One study examined the consumer choices of people with easy access to price shopping for lower-leg MRIs, where quality does not vary wildly. The researchers concluded that only 14 percent of consumers went to the lowest-cost MRI provider within thirty minutes of their home, often bypassing six lower-priced providers between their home and location of their chosen scan. They went to the location their doctor suggested.

Another recent study assessed whether consumers changed their behavior after a transparency tool was introduced in the California Public Employees’ Retirement System (CalPERS). The interface showed consumers the prices for lab tests, office visits, and imaging services. The researchers found that only 12 percent of people used the interface in the first fifteen months after it was introduced, and most did not choose a lower-priced service after use.

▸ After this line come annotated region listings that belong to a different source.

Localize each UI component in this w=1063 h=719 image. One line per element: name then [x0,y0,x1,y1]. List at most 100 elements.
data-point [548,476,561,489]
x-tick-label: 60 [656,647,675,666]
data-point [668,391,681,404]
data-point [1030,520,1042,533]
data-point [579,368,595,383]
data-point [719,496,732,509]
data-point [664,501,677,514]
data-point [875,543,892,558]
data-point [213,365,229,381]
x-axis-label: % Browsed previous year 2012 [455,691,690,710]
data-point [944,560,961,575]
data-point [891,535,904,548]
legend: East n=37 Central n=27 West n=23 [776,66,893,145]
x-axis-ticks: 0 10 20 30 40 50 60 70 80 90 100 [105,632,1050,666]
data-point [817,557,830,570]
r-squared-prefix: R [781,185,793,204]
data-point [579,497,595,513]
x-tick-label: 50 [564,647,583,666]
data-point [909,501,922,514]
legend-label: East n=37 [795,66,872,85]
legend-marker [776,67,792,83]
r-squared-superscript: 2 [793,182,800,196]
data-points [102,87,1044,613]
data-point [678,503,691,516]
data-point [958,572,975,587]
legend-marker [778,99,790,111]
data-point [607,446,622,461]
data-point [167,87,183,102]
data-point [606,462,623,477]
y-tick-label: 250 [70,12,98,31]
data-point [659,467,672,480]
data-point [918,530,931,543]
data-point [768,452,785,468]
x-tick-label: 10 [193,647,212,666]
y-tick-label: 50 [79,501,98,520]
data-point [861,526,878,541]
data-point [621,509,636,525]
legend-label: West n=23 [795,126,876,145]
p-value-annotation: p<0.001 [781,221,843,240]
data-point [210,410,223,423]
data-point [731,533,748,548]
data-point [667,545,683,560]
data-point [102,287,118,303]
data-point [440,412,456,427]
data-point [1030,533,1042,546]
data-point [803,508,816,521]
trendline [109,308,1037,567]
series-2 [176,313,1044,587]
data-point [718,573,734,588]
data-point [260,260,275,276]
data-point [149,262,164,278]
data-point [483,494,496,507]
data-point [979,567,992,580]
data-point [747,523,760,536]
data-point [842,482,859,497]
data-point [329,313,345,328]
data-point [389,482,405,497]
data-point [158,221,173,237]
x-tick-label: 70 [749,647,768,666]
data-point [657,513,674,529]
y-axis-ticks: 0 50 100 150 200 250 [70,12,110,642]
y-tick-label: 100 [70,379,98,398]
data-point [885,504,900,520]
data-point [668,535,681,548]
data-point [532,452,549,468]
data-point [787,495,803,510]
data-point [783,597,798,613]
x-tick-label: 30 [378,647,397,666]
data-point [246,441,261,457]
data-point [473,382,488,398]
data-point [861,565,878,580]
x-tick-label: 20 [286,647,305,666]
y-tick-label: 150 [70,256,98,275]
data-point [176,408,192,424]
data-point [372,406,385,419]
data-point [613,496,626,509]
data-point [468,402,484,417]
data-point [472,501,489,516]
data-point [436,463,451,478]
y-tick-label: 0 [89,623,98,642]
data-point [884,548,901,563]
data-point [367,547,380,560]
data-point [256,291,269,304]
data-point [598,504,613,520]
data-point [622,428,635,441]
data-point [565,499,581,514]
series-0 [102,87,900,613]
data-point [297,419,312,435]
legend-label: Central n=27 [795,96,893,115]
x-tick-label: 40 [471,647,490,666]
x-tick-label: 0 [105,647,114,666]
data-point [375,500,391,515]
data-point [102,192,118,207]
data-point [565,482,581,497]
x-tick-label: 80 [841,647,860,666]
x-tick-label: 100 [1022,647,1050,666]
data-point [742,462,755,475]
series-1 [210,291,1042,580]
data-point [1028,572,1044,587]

Given this reality, it is likely that the Transparency in Coverage final rule will have a trivial effect on lowering the overall cost of health care through consumer-driven behavior. Regulations like the Transparency in Coverage rule are rooted in a fallacy that when we make the market work better, patients can navigate in the front seat. And they perpetuate that fallacy.

More direct price regulation or central budgeting, like what occurs under the Medicare program, is the only way to rein in escalating prices going forward. Without such measures, we will continue to face rapidly rising health care costs.